First we need a function to convert DateTime to Integer8 format since that is the date format used in Active Directory. Meaning dates like this
2017-01-11 10:00:00.000
will be converted to this
131286024720864000
So lets create that function first so we can use it on our stored procedure
CREATE FUNCTION [dbo].[ConvertDateTimeToInteger8] ( @DateToConvert DATETIME ) RETURNS NUMERIC(38,0) AS BEGIN --This is the number of nanoseconds in a day divided by 100 since Integer8 is using 100 nanosecond units DECLARE @NanoSecondsInADay BIGINT = 864000000000 --Variable to hold number of nanoseconds from the Beginning to get 100 nanosecond units DECLARE @NanoSecondsFromBeginning NUMERIC(18,0) --Nanoseconds epoch dates 1601-01-01 and 1901-01-01 which is --299 Years * 365.242199 days in a year * 864000000000 (nanoseconds per day) DECLARE @NanoSecondsBetweenEpochDates NUMERIC(18,0) = 94355208720864000 --Convert the Date Parameter to Big Int, which results to the number of days since 1901-01-01 DECLARE @NumberOfDaysFromBeginning BIGINT = CONVERT(BIGINT, @DateToConvert) --Convert @NumberOfDaysFromBeginning to Nano Seconds, which result to NanoSeconds From Beginning SET @NanoSecondsFromBeginning = @NumberOfDaysFromBeginning * @NanoSecondsInADay --Need to add the NanoSeconds Epoch Dates since this is the discrepancy between SQL and Active Directory Dates RETURN @NanoSecondsFromBeginning + @NanoSecondsBetweenEpochDates END GO
Now that you have your function we are ready to go and use, lets now create our stored procedure
CREATE PROCEDURE GetActiveDirectoryCompleteUsersList AS BEGIN SET NOCOUNT ON; DECLARE @SQLQuery varchar(MAX) DECLARE @FloatDate varchar(50) SET @FloatDate = CONVERT(varchar, dbo.[ConvertDateTimeToInteger8](GETDATE()), 50) SELECT @SQLQuery = 'SELECT displayName, sAMAccountName, sn, givenName, title, department, mail, ipPhone, employeeNumber, telephoneNumber, mobile, facsimileTelephoneNumber, info, accountExpires FROM OPENQUERY(ADSI, ''<LDAP://DC=com,DC=yourdomain>; (&(employeeNumber=*)(objectCategory=person)(objectClass=user)(userAccountControl:1.2.840.113556.1.4.803:=512)(!userAccountControl:1.2.840.113556.1.4.803:=2)(samAccountType=805306368)(accountExpires>=' + @FloatDate + ')(mail=*)(uSNChanged=*)); displayName,sAMAccountName,sn,givenName,title,department,mail,ipPhone,employeeNumber,telephoneNumber,mobile,facsimileTelephoneNumber,info,accountExpires, cn,ADsPath;subtree'')' EXEC (@SQLQuery) END GO
Now I think you will ask this so I will mention, how about if your result set is more than 900? Well this is a real limitation but there are work around and for me what I did is filter it further by
SELECT ..... (sAMAccountName>=a*)(sAMAccountName<=i*) .... More Code Here .... UNION ALL SELECT ..... (sAMAccountName>=i*)(sAMAccountName<=r*) .... More Code Here .... UNION ALL SELECT ..... (sAMAccountName>=r*)(sAMAccountName<=z*) .... More Code Here ....

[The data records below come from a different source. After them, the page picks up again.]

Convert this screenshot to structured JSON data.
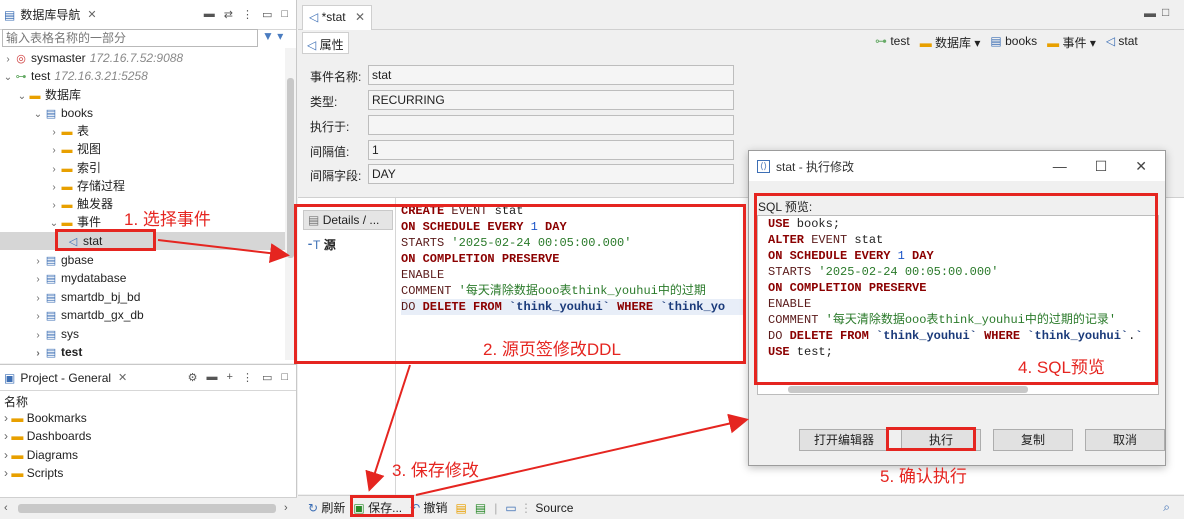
{
  "nav": {
    "title": "数据库导航",
    "filter_placeholder": "输入表格名称的一部分",
    "tree": [
      {
        "label": "sysmaster",
        "sub": "172.16.7.52:9088"
      },
      {
        "label": "test",
        "sub": "172.16.3.21:5258"
      },
      {
        "label": "数据库"
      },
      {
        "label": "books"
      },
      {
        "label": "表"
      },
      {
        "label": "视图"
      },
      {
        "label": "索引"
      },
      {
        "label": "存储过程"
      },
      {
        "label": "触发器"
      },
      {
        "label": "事件"
      },
      {
        "label": "stat"
      },
      {
        "label": "gbase"
      },
      {
        "label": "mydatabase"
      },
      {
        "label": "smartdb_bj_bd"
      },
      {
        "label": "smartdb_gx_db"
      },
      {
        "label": "sys"
      },
      {
        "label": "test"
      }
    ]
  },
  "project": {
    "title": "Project - General",
    "column": "名称",
    "items": [
      "Bookmarks",
      "Dashboards",
      "Diagrams",
      "Scripts"
    ]
  },
  "editor": {
    "tab": "*stat",
    "props_tab": "属性",
    "toolbar": [
      "test",
      "数据库",
      "books",
      "事件",
      "stat"
    ],
    "fields": [
      {
        "label": "事件名称:",
        "value": "stat"
      },
      {
        "label": "类型:",
        "value": "RECURRING"
      },
      {
        "label": "执行于:",
        "value": ""
      },
      {
        "label": "间隔值:",
        "value": "1"
      },
      {
        "label": "间隔字段:",
        "value": "DAY"
      }
    ],
    "details_tab": "Details / ...",
    "source_tab": "源",
    "sql_lines": [
      "CREATE EVENT stat",
      "ON SCHEDULE EVERY 1 DAY",
      "STARTS '2025-02-24 00:05:00.000'",
      "ON COMPLETION PRESERVE",
      "ENABLE",
      "COMMENT '每天清除数据ooo表think_youhui中的过期",
      "DO DELETE FROM `think_youhui` WHERE `think_yo"
    ],
    "bottom": {
      "refresh": "刷新",
      "save": "保存...",
      "undo": "撤销",
      "source": "Source"
    }
  },
  "dialog": {
    "title": "stat - 执行修改",
    "label": "SQL 预览:",
    "sql_lines": [
      "USE books;",
      "ALTER EVENT stat",
      "ON SCHEDULE EVERY 1 DAY",
      "STARTS '2025-02-24 00:05:00.000'",
      "ON COMPLETION PRESERVE",
      "ENABLE",
      "COMMENT '每天清除数据ooo表think_youhui中的过期的记录'",
      "DO DELETE FROM `think_youhui` WHERE `think_youhui`.`",
      "USE test;"
    ],
    "buttons": {
      "open": "打开编辑器",
      "execute": "执行",
      "copy": "复制",
      "cancel": "取消"
    }
  },
  "annotations": {
    "a1": "1. 选择事件",
    "a2": "2. 源页签修改DDL",
    "a3": "3. 保存修改",
    "a4": "4. SQL预览",
    "a5": "5. 确认执行"
  },
  "colors": {
    "accent_red": "#e52520"
  }
}
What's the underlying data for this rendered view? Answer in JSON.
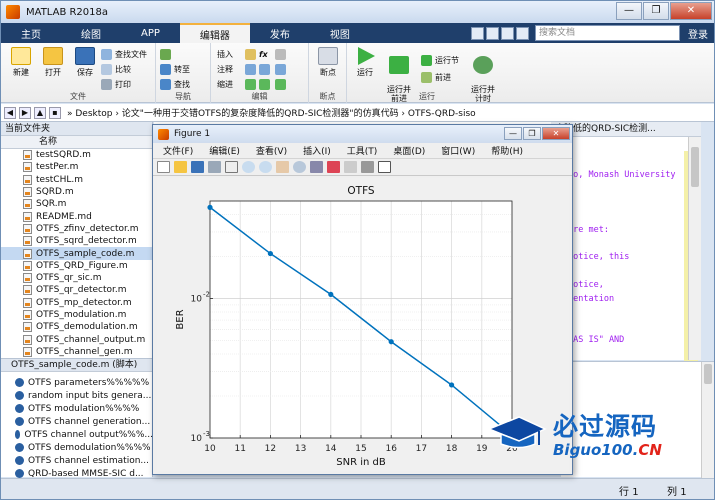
{
  "app": {
    "title": "MATLAB R2018a",
    "window_buttons": [
      "—",
      "❐",
      "✕"
    ]
  },
  "tabs": [
    "主页",
    "绘图",
    "APP",
    "编辑器",
    "发布",
    "视图"
  ],
  "active_tab": "编辑器",
  "search": {
    "placeholder": "搜索文档"
  },
  "login_label": "登录",
  "ribbon": {
    "file_group": {
      "label": "文件",
      "new": "新建",
      "open": "打开",
      "save": "保存",
      "find_files": "查找文件",
      "compare": "比较",
      "print": "打印"
    },
    "nav_group": {
      "label": "导航",
      "goto": "转至",
      "find": "查找"
    },
    "edit_group": {
      "label": "编辑",
      "insert": "插入",
      "comment": "注释",
      "indent": "缩进",
      "fx": "fx"
    },
    "breakpoint_group": {
      "label": "断点",
      "breakpoints": "断点"
    },
    "run_group": {
      "label": "运行",
      "run": "运行",
      "run_advance": "运行并\n前进",
      "run_section": "运行节",
      "advance": "前进",
      "run_time": "运行并\n计时"
    }
  },
  "address": {
    "path": "» Desktop › 论文\"一种用于交错OTFS的复杂度降低的QRD-SIC检测器\"的仿真代码 › OTFS-QRD-siso"
  },
  "left_panel": {
    "header": "当前文件夹",
    "column_name": "名称",
    "files": [
      "testSQRD.m",
      "testPer.m",
      "testCHL.m",
      "SQRD.m",
      "SQR.m",
      "README.md",
      "OTFS_zfinv_detector.m",
      "OTFS_sqrd_detector.m",
      "OTFS_sample_code.m",
      "OTFS_QRD_Figure.m",
      "OTFS_qr_sic.m",
      "OTFS_qr_detector.m",
      "OTFS_mp_detector.m",
      "OTFS_modulation.m",
      "OTFS_demodulation.m",
      "OTFS_channel_output.m",
      "OTFS_channel_gen.m"
    ],
    "selected_file": "OTFS_sample_code.m",
    "detail_header": "OTFS_sample_code.m (脚本)",
    "sections": [
      "OTFS parameters%%%%%",
      "random input bits genera...",
      "OTFS modulation%%%%",
      "OTFS channel generation...",
      "OTFS channel output%%%...",
      "OTFS demodulation%%%%",
      "OTFS channel estimation...",
      "QRD-based MMSE-SIC d..."
    ]
  },
  "editor": {
    "tab_label": "度降低的QRD-SIC检测...",
    "code_lines": [
      "bo, Monash University",
      "are met:",
      "notice, this",
      "notice,",
      "mentation",
      "\"AS IS\" AND"
    ]
  },
  "status": {
    "row_label": "行",
    "row_value": "1",
    "col_label": "列",
    "col_value": "1"
  },
  "figure": {
    "window_title": "Figure 1",
    "menu": [
      "文件(F)",
      "编辑(E)",
      "查看(V)",
      "插入(I)",
      "工具(T)",
      "桌面(D)",
      "窗口(W)",
      "帮助(H)"
    ]
  },
  "chart_data": {
    "type": "line",
    "title": "OTFS",
    "xlabel": "SNR in dB",
    "ylabel": "BER",
    "x": [
      10,
      12,
      14,
      16,
      18,
      20
    ],
    "series": [
      {
        "values": [
          0.045,
          0.021,
          0.0107,
          0.0049,
          0.0024,
          0.00105
        ]
      }
    ],
    "xlim": [
      10,
      20
    ],
    "ylim": [
      0.001,
      0.05
    ],
    "yscale": "log",
    "xticks": [
      "10",
      "11",
      "12",
      "13",
      "14",
      "15",
      "16",
      "17",
      "18",
      "19",
      "20"
    ],
    "yticks": [
      "10^-3",
      "10^-2"
    ],
    "grid": true,
    "line_color": "#0072BD"
  },
  "watermark": {
    "brand": "必过源码",
    "domain_main": "Biguo100.",
    "domain_cn": "CN"
  }
}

and then performing a union on all of my queries. And yes the letters should overlap on less than and equal to greater than and equal, I found it when you just use greater than only the last letter on the equation is left out, must be a bug.
There you go, let me know if this can be further improved so we can add them here.